Introduction and occasion
This book if for parents, policymakers and employees from areas which have a (related) educational task. Students, counselors, teachers and management from pre-school stages, education (primary education, secondary education, vocational education and colleges), welfare work, police and justice. But also (non-professional) counselors in neighbourhood, sports and youth clubs can be inspired.
In this book ‘Sustainable Educating and Developing’ is talked about. That is an ecological approach. In that way the relationship between children and counselors and the environment is always looked at in coherence.
The word ‘counsellors’ is chosen for all those who participate. In those places where it is described explicitly for instance from an educational setting teachers from primary or secondary education are speaking. The word children has been chosen for instead of pupils, students etc. except when from the context it is meant differently.
The examples are many-sided and originate from different domains. They can function as insight, metaphor and inspiration for other areas of work.
Of course an ecological approach of durability issues is about the coherence of all domains. However, this book offers primary insights and perspectives for those who are confronted with educational and development issues.
In this book I have tried to tell a big story. The story of the educational possibilities in all kinds of different situations. Bringing up and developing durably means for me that you have a view on your own life and that from there you relate openly to the other person. This book contains many small anecdotes which tell the big story. Because big sometimes seems everything, but small sometimes tells it precisely. A metaphor is often more direct and more understandable than an abstract discourse. The big story must house small stories and the small stories must be safe in the big story. So never ask: “May it be something more?”
May it be something more?
About a small Christian children’s drama
I was six, a butcher’s son and happy. Those were the days before Christmas. On the glass door of the shop at the St. Servatiusstreet in Heeswijk-Dinther it said in gold letters: ‘Butcher H. v.d. Hoek and co.’’ It always smells of meat, but in those days also of meat rolls. Everybody worked night and day to prepare the large number of orders. The stairs behind the shop were full of white plastic bags full of luxury meats and sausages, the best steaks, fondue plates and sauces. All bags were numbered. To give the villagers an impression of success we numbered from 100. There were a great many of them and you would think that there were even more.

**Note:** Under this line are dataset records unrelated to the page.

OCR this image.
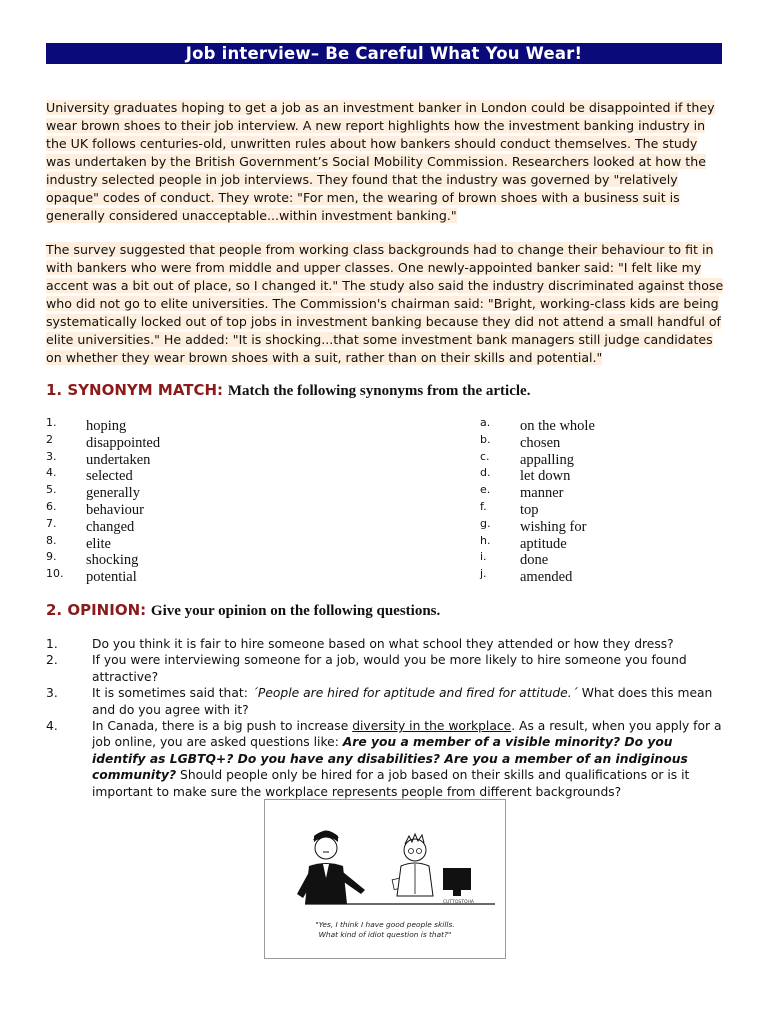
Job interview– Be Careful What You Wear!
University graduates hoping to get a job as an investment banker in London could be disappointed if they wear brown shoes to their job interview. A new report highlights how the investment banking industry in the UK follows centuries-old, unwritten rules about how bankers should conduct themselves. The study was undertaken by the British Government’s Social Mobility Commission. Researchers looked at how the industry selected people in job interviews. They found that the industry was governed by "relatively opaque" codes of conduct. They wrote: "For men, the wearing of brown shoes with a business suit is generally considered unacceptable...within investment banking."
The survey suggested that people from working class backgrounds had to change their behaviour to fit in with bankers who were from middle and upper classes. One newly-appointed banker said: "I felt like my accent was a bit out of place, so I changed it." The study also said the industry discriminated against those who did not go to elite universities. The Commission's chairman said: "Bright, working-class kids are being systematically locked out of top jobs in investment banking because they did not attend a small handful of elite universities." He added: "It is shocking...that some investment bank managers still judge candidates on whether they wear brown shoes with a suit, rather than on their skills and potential."
1. SYNONYM MATCH: Match the following synonyms from the article.
1. hoping
2 disappointed
3. undertaken
4. selected
5. generally
6. behaviour
7. changed
8. elite
9. shocking
10. potential
a. on the whole
b. chosen
c. appalling
d. let down
e. manner
f. top
g. wishing for
h. aptitude
i. done
j. amended
2. OPINION: Give your opinion on the following questions.
1.	Do you think it is fair to hire someone based on what school they attended or how they dress?
2.	If you were interviewing someone for a job, would you be more likely to hire someone you found attractive?
3.	It is sometimes said that: ´People are hired for aptitude and fired for attitude.´ What does this mean and do you agree with it?
4.	In Canada, there is a big push to increase diversity in the workplace. As a result, when you apply for a job online, you are asked questions like: Are you a member of a visible minority? Do you identify as LGBTQ+? Do you have any disabilities? Are you a member of an indiginous community? Should people only be hired for a job based on their skills and qualifications or is it important to make sure the workplace represents people from different backgrounds?
CUTTOSTOHA
"Yes, I think I have good people skills.
What kind of idiot question is that?"
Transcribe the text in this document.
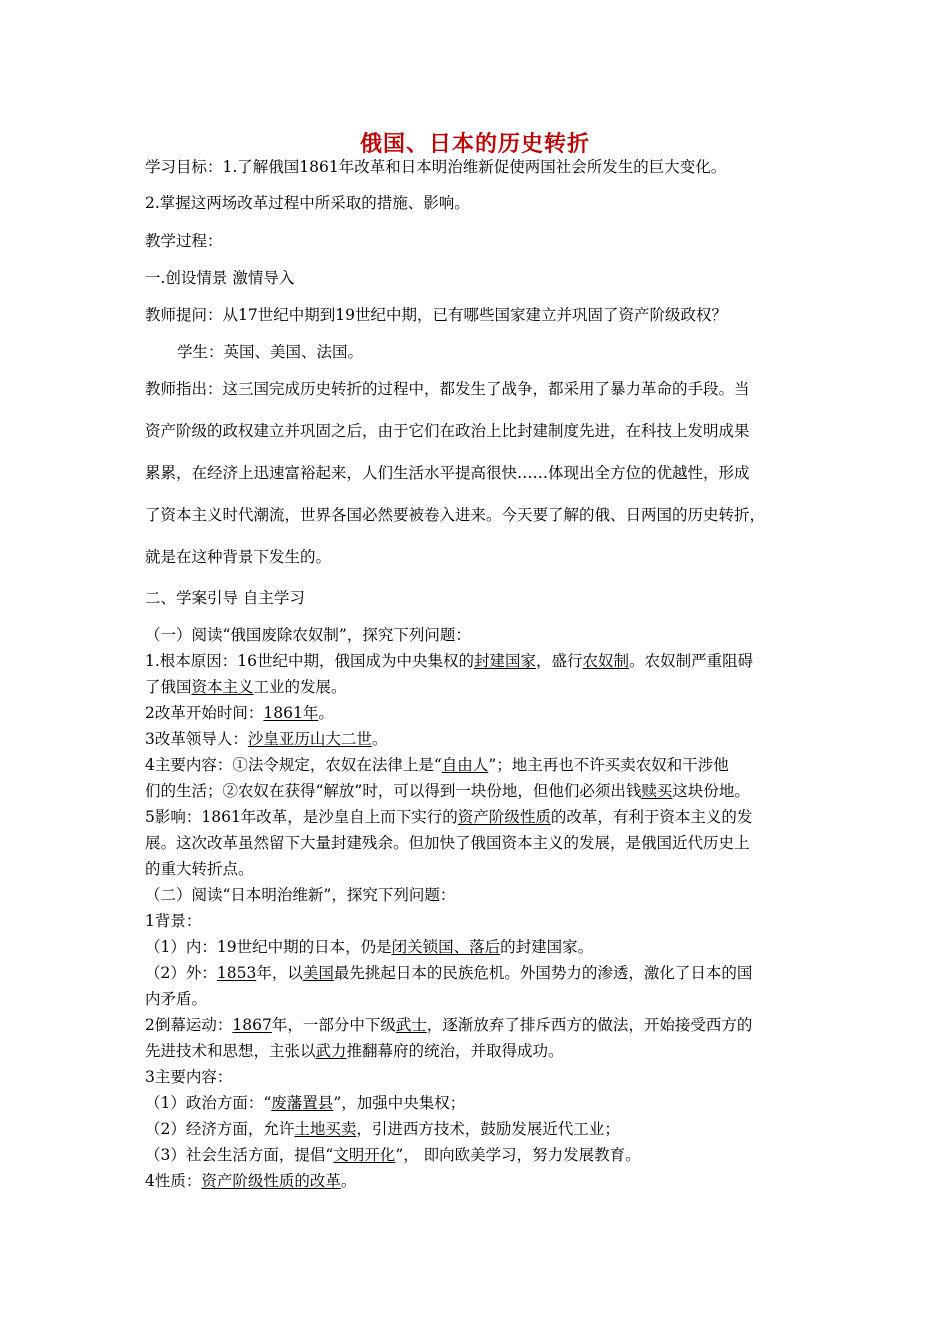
俄国、日本的历史转折
学习目标：1.了解俄国1861年改革和日本明治维新促使两国社会所发生的巨大变化。
2.掌握这两场改革过程中所采取的措施、影响。
教学过程：
一.创设情景 激情导入
教师提问：从17世纪中期到19世纪中期，已有哪些国家建立并巩固了资产阶级政权？
学生：英国、美国、法国。
教师指出：这三国完成历史转折的过程中，都发生了战争，都采用了暴力革命的手段。当
资产阶级的政权建立并巩固之后，由于它们在政治上比封建制度先进，在科技上发明成果
累累，在经济上迅速富裕起来，人们生活水平提高很快……体现出全方位的优越性，形成
了资本主义时代潮流，世界各国必然要被卷入进来。今天要了解的俄、日两国的历史转折，
就是在这种背景下发生的。
二、学案引导 自主学习
（一）阅读“俄国废除农奴制”，探究下列问题：
1.根本原因：16世纪中期，俄国成为中央集权的封建国家，盛行农奴制。农奴制严重阻碍
了俄国资本主义工业的发展。
2改革开始时间：1861年。
3改革领导人：沙皇亚历山大二世。
4主要内容：①法令规定，农奴在法律上是“自由人”；地主再也不许买卖农奴和干涉他
们的生活；②农奴在获得“解放”时，可以得到一块份地，但他们必须出钱赎买这块份地。
5影响：1861年改革，是沙皇自上而下实行的资产阶级性质的改革，有利于资本主义的发
展。这次改革虽然留下大量封建残余。但加快了俄国资本主义的发展，是俄国近代历史上
的重大转折点。
（二）阅读“日本明治维新”，探究下列问题：
1背景：
（1）内：19世纪中期的日本，仍是闭关锁国、落后的封建国家。
（2）外：1853年，以美国最先挑起日本的民族危机。外国势力的渗透，激化了日本的国
内矛盾。
2倒幕运动：1867年，一部分中下级武士，逐渐放弃了排斥西方的做法，开始接受西方的
先进技术和思想，主张以武力推翻幕府的统治，并取得成功。
3主要内容：
（1）政治方面：“废藩置县”，加强中央集权；
（2）经济方面，允许土地买卖，引进西方技术，鼓励发展近代工业；
（3）社会生活方面，提倡“文明开化”， 即向欧美学习，努力发展教育。
4性质：资产阶级性质的改革。
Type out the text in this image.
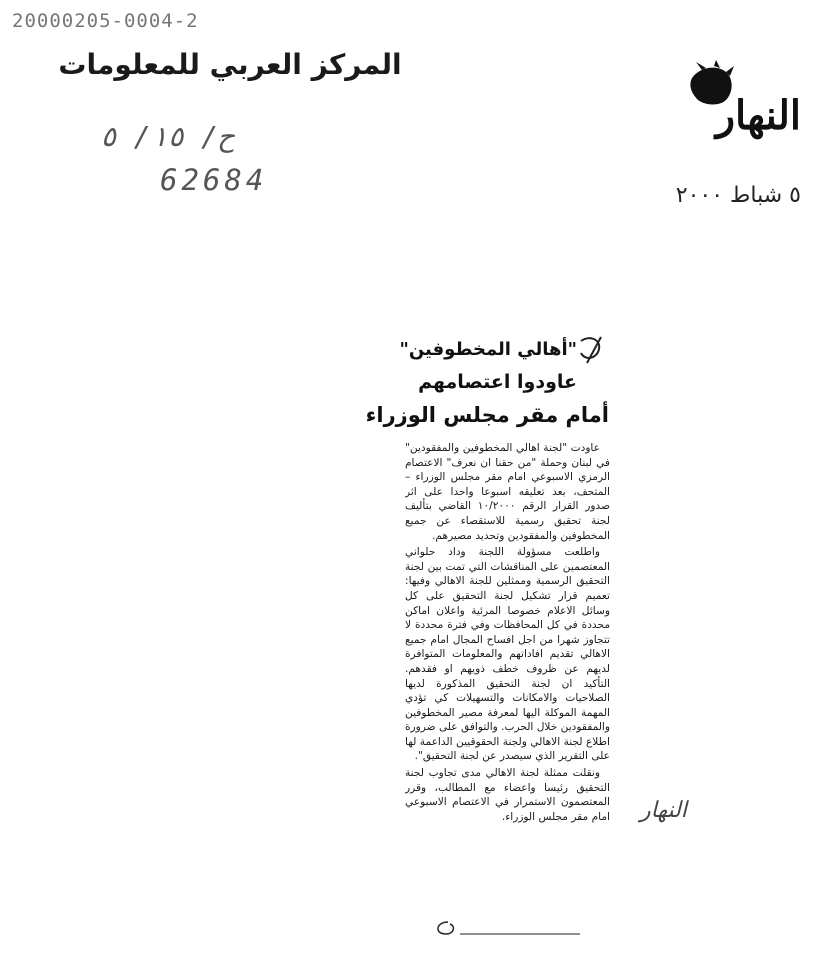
20000205-0004-2
ح/ ۱٥/ ٥
62684
المركز العربي للمعلومات
النهار
٥ شباط ٢٠٠٠
"أهالي المخطوفين"
عاودوا اعتصامهم
أمام مقر مجلس الوزراء

عاودت "لجنة اهالي المخطوفين والمفقودين" في لبنان وحملة "من حقنا ان نعرف" الاعتصام الرمزي الاسبوعي امام مقر مجلس الوزراء – المتحف، بعد تعليقه اسبوعا واحدا على اثر صدور القرار الرقم ١٠/٢٠٠٠ القاضي بتأليف لجنة تحقيق رسمية للاستقصاء عن جميع المخطوفين والمفقودين وتحديد مصيرهم.

واطلعت مسؤولة اللجنة وداد حلواني المعتصمين على المناقشات التي تمت بين لجنة التحقيق الرسمية وممثلين للجنة الاهالي وفيها: تعميم قرار تشكيل لجنة التحقيق على كل وسائل الاعلام خصوصا المرئية واعلان اماكن محددة في كل المحافظات وفي فترة محددة لا تتجاوز شهرا من اجل افساح المجال امام جميع الاهالي تقديم افاداتهم والمعلومات المتوافرة لديهم عن ظروف خطف ذويهم او فقدهم. التأكيد ان لجنة التحقيق المذكورة لديها الصلاحيات والامكانات والتسهيلات كي تؤدي المهمة الموكلة اليها لمعرفة مصير المخطوفين والمفقودين خلال الحرب. والتوافق على ضرورة اطلاع لجنة الاهالي ولجنة الحقوقيين الداعمة لها على التقرير الذي سيصدر عن لجنة التحقيق".

ونقلت ممثلة لجنة الاهالي مدى تجاوب لجنة التحقيق رئيسا واعضاء مع المطالب، وقرر المعتصمون الاستمرار في الاعتصام الاسبوعي امام مقر مجلس الوزراء. النهار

In the living-room the Christmas tree was waiting undecorated for a dressing-up party. I was walking through the corridor to the shop. My mother was wiping her hands on her apron while she called me. With a light blow she opened the cash drawer and pulled out a 25 guilders note. I might buy the decoration for the Christmas tree. Carefully I folded the note, put it into my trouser pocket as deep as possible and ran to my bike.
When the shop bell of ‘Andre Habraken’ sounded, I saw two men in dust-coats. An old one and a very old one. The old one approached me while smiling and asked what I was looking for. While he preceded me into the direction of the displayed Christmas decoration I saw between the dust-coats a big, scarlet Christmas tree ornament. It was shining like the star of Bethlehem above everything which did not really matter. I asked for the price. Just below 25 guilders. The dust-coats offered me a range of possibilities for the same amount. Everything in silver or just a lot of colour, birds that really moved and angels with wavy hair. But the glistening of that one, big, scarlet ball blinded the sight on the rest.
The way to the shop with a capital in my pocket was not a memory anymore when I cycled back with the biggest treasure I had ever possessed. With one hand on my handlebars I manoeuvred the loot home carefully. Leaving my bike behind on the ground I carried the box with the ball through the workshop and the corridor to the shop. The shop was crowded. My mother turned around and looked surprised. The opened the box and said: “One ball? For 25 guilders? No, it has to be much more!”
I had rather sunk into the ground with the ball. In the corridor I heard her asking someone: “May it be something more?” The way back to the dust-coats lasted a hundred times longer than the first time. With a bag full of shiny fatuities I returned home. I had a lot, but all in all less than everything. “May it be something more?” it was buzzing in my head.
More than everything was a bag full of nothing. I was six, a butcher’s son and unhappy. Christmas always had a message. Or rather messages: bags full of them!